Friday, March 22, 2013

All in the Family (meeting)

I am a survivor of childhood trauma. 

And by that, I mean the numerous ridiculous phases my parents went through with a level of enthusiasm most of their peers from that era reserved for variety shows and key parties: the disco-dancing-class phase (replete with matching blue and white platform shoes); the health food phase (wheat germ on everything!); the religion-buffet phase; the aerobic dance phase (just Mom, fortunately); and probably the grooviest of them all:

the family meeting phase.

I do appreciate their efforts -- they did things to stay connected with each other and to try and make our family function well (or at least in time to the beats of Donna Summer songs). However, I'm not sure any of those things really benefitted their marriage or our clan in ways they intended. Sure, there was bonding over whatever-new-initiative-of-the-moment, but it was mostly in the form of eye rolls and secret looks exchanged between my sister and me.

Now that I have my own child and everything I once mocked I now do, we, too, have implemented a weekly meeting into our own family routine. (Though, fortunately, I have the Dilettantes with whom to share all of the other ridiculous experiments.)

Taking a note from the experts, we use this family meeting time to discuss things that went well during the week, what we appreciated about each other, family business and decisions, and then things that we need to work on or "do better" the following week. 

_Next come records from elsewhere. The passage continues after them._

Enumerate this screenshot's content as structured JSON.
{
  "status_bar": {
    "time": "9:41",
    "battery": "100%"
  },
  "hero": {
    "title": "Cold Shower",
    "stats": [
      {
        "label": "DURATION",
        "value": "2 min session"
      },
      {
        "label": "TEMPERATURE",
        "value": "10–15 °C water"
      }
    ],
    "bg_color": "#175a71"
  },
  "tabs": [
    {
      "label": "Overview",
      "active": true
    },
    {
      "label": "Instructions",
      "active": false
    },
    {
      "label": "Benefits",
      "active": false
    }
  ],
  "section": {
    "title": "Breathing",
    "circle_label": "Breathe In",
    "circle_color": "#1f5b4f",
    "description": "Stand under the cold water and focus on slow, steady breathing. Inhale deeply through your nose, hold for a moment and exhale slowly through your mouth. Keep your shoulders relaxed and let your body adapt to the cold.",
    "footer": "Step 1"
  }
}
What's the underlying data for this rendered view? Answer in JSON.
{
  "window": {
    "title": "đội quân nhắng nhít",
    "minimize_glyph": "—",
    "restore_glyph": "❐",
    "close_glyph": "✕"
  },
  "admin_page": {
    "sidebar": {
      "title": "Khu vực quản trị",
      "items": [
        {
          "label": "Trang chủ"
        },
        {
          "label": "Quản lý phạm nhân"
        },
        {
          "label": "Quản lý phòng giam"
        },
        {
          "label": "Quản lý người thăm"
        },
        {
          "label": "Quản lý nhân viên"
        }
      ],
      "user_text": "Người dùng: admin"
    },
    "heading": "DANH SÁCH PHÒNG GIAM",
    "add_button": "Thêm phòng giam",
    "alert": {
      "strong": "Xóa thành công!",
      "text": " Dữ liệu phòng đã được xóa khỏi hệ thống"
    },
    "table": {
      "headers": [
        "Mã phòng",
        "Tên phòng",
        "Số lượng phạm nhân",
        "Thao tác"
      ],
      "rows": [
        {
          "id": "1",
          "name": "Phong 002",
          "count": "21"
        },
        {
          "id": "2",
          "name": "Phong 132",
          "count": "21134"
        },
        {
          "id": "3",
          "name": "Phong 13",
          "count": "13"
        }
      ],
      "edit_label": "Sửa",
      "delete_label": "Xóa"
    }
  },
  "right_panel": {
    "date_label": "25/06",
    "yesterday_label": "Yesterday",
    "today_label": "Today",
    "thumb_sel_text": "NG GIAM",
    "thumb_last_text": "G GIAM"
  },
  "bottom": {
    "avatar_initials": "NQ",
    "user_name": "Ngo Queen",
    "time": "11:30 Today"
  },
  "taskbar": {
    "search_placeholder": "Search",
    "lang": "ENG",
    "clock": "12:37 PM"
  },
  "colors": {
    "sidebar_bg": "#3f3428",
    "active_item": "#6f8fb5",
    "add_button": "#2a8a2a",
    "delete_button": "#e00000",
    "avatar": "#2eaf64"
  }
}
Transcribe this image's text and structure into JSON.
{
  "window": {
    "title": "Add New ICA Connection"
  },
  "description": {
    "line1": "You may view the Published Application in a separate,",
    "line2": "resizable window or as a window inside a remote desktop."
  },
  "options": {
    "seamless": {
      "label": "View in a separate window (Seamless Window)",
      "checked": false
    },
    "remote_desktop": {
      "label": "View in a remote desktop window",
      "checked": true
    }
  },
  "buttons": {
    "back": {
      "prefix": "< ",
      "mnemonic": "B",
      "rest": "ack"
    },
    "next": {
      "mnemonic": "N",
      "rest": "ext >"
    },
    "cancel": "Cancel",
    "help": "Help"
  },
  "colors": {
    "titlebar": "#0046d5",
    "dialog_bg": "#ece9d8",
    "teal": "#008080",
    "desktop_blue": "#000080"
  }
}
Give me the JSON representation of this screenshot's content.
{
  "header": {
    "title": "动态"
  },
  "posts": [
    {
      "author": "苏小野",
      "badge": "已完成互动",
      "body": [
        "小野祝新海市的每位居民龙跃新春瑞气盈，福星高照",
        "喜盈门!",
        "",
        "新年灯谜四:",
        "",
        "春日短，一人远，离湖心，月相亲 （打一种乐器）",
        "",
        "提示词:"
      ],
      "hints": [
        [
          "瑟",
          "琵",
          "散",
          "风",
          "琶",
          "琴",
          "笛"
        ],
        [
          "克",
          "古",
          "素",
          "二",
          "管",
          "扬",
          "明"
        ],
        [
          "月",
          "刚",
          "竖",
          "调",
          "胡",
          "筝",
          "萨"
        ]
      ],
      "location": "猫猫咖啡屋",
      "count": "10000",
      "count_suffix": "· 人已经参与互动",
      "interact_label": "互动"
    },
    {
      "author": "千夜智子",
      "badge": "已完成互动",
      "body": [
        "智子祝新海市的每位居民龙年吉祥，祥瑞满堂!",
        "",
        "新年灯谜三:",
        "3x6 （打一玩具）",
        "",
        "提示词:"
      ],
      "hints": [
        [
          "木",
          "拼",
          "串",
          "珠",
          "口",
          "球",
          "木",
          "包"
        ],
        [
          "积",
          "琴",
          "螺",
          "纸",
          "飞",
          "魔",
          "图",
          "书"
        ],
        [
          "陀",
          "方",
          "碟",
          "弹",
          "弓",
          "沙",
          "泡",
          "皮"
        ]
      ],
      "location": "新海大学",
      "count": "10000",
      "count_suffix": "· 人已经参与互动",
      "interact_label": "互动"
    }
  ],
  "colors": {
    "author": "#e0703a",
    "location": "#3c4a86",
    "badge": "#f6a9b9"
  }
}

Of course, within about one week of beginning this, my husband and I expanded upon the concept of "do better" to provide a forum for us to unload a Festivus-worthy airing of grievances. Now whenever either of us feels any bit of annoyance with anything during the week, we simply say to the other in our newly-developed shorthand, "put it on the agenda."

So again I find myself repeating the pattern of bonding through the magic of the family meeting albeit in a different way than intended.

And at least I'm not making anybody choke down wheat germ.